So I’m looking for a way of identifying a decent character to repent the font in a preview. FontBook for example shows “Alef” character for Hebrew fonts, Arabic fonts use “ain”, chinese 漢, Kannada script ಕ etc.
The obvious question, given a font how are they getting from that to the correct character set and then the correct character. I can’t use a plugin but I’m happy with Declares. I’m aware I can get from an NSFont. It appears to have an ability to provide a coveredCharacterSet, but then what?
We do something similar in our app but use the word Sample translated into different languages.
We do this by testing for the existence of glyphs in different Unicode script ranges so we know which writing systems are supported. Using that data we then apply some rules which then allows us to choose the correct sample text.
Unfortunately, I cannot share any code but you might be able to use MBS to do something similar.
I can’t use MBS or any other plugins, thanks.
I see were you are heading but I’m not sure it is a particularly easy direction. Given there are likely lots of different language variations available. Just looking through Font Book on my Mac I can see at least a couple of dozen possibly more.
I will see if I can find a definitive list of the different scripts out there. That at least would provide be with a scope for following this path.
Useful though. Thanks
So there is a concept in Unicode of a “Representative Glyph”, which I suspect is the answer to what Font Book is doing. Something to look into…
Nope, Representative Glyph isn’t anything important. It is only an example of what any given code point might look like.
So I’m making progress with this. Basically, as Kevin suggested I’m looking at the Characters reported by the font and detecting language support. The hardest thing is finding the best code too. Represent a given language, I’m using Font Book’s label for the font as a guide.
I’ve discovered that many fonts support multiple character ranges. Lots of East Asian fonts support Chinese, Japanese and Korean. I’m constructing a string of all supported sets. Allowing the user to see the choices offered by the font. I will discuss fallback support in the help system.
What I haven’t got figured out is how to retrieve the first few characters within a Symbol font. There doesn’t seem to be a method for asking for it.
So it looks like I’m going to have to loop over every possible value a test if it exists in the set.
Oh the fun. I’m away for a. Couple of weeks. I’ll post some code when I return.
OK, I’ve pretty much got this sorted. It has been an interesting exercise. I’ve one final problem to resolve before it is worth posting some code here. That issue is fonts that lie. When asked if they support a certain character they claim to do so, however, if you attempt to use that character you end up with no glyph for the given character. I’m on track of a solution to that issue and will continue to work on it.
Currently my Font selector dialog looks like this:
The upper half, obviously, allows you to choose a font family and typeface and size to use within the application. The lower half show two separate previews of the font. The first shows a translatable string, which for English shows “Sample”. The lower preview shows the scripts supported by the chosen font. This is always shown in size 24, allowing the style and letter choices to be seen better.
Here is an example of a font that lies about its supported scripts:
The gaps are characters it claims to support but it has no glyphs for.
So my first attempt has fallen down. The plan was to use “CTFontGetGlyphsForCharacters” to retrieve the Glyphs for the code points I’m interested in, however, the font is actually returning Glyphs for the missing characters. The Glyphs are all even all different. They just don’t display anything when rendered. I’m pretty sure that leaves me rendering the character and seeing it it is blank, unless anyone else has an idea?
Currently my code uses “NSFont_coveredCharacterSet” to get the characters covered by the font, NSCharacterSet_longCharacterIsMember to check if that character set contains the code points I’m checking for.
That all works a treat, except for a series of Fonts called “BM Dohyeon”, “BM Hanna 11yrs Old”, “BM Hanna Air”, “BM Hanna Pro”, “BM Jua”, “BM Kirang Haerang” and “BM Yeonsung”
So I’ve make it work by using a an image, rendering the character into that image and checking that I actually have something drawn.

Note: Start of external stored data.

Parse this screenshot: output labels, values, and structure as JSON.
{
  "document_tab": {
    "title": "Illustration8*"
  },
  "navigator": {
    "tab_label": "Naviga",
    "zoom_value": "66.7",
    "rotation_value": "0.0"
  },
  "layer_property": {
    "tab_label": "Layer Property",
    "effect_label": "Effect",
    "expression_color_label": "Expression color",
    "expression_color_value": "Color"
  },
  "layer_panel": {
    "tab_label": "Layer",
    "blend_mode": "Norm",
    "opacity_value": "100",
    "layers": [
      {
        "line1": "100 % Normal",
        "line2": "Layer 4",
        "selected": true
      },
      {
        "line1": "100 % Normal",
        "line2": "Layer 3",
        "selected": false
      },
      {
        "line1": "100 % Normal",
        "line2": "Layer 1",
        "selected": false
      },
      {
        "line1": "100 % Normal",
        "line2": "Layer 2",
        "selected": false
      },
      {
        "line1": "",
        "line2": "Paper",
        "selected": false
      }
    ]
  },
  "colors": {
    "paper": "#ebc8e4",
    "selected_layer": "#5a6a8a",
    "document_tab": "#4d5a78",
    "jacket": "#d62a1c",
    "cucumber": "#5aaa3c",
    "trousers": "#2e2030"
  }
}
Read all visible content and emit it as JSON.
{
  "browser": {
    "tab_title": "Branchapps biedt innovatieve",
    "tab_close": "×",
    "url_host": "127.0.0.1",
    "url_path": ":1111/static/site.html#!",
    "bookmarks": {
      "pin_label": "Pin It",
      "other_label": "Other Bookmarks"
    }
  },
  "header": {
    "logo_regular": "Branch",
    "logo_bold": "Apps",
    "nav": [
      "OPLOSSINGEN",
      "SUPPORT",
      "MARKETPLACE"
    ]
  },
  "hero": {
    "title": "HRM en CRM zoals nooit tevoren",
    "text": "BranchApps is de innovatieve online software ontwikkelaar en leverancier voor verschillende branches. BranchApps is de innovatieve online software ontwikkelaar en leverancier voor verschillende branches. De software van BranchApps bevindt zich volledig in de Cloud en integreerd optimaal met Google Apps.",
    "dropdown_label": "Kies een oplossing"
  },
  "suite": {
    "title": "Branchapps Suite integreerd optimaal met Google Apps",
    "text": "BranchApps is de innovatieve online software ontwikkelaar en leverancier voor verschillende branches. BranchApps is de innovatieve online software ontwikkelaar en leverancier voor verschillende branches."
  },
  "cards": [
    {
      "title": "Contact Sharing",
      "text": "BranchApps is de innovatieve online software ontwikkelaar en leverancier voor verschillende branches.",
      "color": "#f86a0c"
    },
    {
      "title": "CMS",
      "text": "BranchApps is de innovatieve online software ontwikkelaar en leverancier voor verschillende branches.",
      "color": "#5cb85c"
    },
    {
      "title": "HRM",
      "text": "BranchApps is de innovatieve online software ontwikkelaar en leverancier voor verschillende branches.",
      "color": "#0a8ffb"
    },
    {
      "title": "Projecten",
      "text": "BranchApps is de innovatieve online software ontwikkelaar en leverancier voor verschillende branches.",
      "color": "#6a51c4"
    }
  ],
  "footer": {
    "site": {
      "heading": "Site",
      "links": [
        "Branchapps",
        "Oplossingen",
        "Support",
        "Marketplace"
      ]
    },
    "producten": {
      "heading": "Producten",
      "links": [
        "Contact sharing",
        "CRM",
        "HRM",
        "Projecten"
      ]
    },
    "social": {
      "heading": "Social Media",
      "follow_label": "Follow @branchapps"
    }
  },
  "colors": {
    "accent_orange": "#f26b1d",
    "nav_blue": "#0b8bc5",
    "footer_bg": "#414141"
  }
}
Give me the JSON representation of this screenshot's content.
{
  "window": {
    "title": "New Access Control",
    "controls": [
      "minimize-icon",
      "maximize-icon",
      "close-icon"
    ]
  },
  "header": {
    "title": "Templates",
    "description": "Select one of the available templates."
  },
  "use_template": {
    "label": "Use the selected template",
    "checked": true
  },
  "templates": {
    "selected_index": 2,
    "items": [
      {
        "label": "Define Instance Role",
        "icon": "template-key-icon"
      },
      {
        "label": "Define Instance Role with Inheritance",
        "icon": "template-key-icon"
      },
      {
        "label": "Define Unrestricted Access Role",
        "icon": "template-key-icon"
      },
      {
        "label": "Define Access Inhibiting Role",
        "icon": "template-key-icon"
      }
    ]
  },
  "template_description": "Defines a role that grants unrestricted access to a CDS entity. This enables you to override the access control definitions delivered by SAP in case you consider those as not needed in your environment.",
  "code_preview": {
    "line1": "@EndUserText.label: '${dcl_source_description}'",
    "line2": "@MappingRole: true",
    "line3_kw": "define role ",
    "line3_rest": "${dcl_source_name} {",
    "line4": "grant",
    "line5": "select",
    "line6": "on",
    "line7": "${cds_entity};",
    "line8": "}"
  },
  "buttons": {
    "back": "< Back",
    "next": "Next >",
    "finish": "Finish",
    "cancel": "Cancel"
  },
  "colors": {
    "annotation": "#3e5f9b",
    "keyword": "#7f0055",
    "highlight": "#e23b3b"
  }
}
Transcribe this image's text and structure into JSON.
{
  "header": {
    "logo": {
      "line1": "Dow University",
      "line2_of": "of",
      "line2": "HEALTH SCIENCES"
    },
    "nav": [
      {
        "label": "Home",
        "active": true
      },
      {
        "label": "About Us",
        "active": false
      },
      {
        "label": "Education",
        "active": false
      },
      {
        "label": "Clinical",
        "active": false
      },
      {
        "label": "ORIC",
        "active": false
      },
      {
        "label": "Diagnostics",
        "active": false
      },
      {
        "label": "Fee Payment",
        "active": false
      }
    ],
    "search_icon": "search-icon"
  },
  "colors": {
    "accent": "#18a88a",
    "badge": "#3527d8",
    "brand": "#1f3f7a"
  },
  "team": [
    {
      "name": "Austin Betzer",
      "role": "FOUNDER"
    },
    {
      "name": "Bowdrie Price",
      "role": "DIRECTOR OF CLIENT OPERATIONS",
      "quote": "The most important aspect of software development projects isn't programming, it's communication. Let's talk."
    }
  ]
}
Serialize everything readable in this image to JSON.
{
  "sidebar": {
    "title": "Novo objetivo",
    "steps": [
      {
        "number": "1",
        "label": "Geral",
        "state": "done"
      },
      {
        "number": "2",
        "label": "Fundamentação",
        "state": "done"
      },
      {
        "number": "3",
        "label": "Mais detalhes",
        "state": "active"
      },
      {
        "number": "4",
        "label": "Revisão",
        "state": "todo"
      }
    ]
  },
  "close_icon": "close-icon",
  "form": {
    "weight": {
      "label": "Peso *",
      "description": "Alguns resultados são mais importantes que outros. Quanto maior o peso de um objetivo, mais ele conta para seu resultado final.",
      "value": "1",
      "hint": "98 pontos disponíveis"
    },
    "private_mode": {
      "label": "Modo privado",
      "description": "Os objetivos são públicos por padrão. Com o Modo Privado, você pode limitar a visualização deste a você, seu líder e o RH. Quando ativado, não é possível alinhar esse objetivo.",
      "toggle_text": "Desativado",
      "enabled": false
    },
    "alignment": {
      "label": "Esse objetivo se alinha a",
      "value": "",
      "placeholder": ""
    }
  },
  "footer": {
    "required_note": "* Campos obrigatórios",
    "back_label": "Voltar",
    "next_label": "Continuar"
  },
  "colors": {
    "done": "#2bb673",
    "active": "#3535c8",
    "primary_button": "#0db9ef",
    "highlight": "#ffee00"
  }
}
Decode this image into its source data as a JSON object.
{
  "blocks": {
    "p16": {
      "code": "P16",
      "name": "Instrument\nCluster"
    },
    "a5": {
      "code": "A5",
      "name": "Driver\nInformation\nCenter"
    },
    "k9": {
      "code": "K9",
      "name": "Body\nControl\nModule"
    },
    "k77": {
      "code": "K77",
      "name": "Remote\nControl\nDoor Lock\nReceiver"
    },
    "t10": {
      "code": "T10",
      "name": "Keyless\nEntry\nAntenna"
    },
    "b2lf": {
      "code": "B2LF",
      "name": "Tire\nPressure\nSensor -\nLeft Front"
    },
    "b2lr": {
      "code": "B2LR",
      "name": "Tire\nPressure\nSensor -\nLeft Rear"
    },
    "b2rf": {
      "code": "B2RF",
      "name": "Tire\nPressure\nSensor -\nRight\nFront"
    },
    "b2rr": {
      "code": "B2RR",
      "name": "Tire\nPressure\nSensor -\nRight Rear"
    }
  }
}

I’ve put together a class to allow you to detect the scripts available for a given font. I’m put it up on GitHub here
I’ve put an MIT license on it so you can do what ever you want with it.
To use it import it into your application and then call it as follows:
Var cSample As String = ""
Var oFontScripts As New FontScripts( g.FontName )
Var Scripts() As String = oFontScripts.KnownScripts
For Each Script As String In Scripts
If oFontScripts.SupportsScript( Script ) Then
cSample = cSample + Script
cSample = cSample + oFontScripts.Symbols // Returns the first two symbols it finds
Obviously you can add a delimiter between the Scripts you find (such as a space) or you can break the string into multiple lines etc. If anyone knows of a faster way of detecting a completely white or completely transparent square then I would be happy to update the code.
Currently Macintosh only. If anyone with Windows or Linux knowledge would like to extend it for those platforms I’m happy to be involved.
Currently supports 156 different scripts. If anyone would like to suggest a different character for a given script, especially if it is one that Apple is using and I’m not that would be good.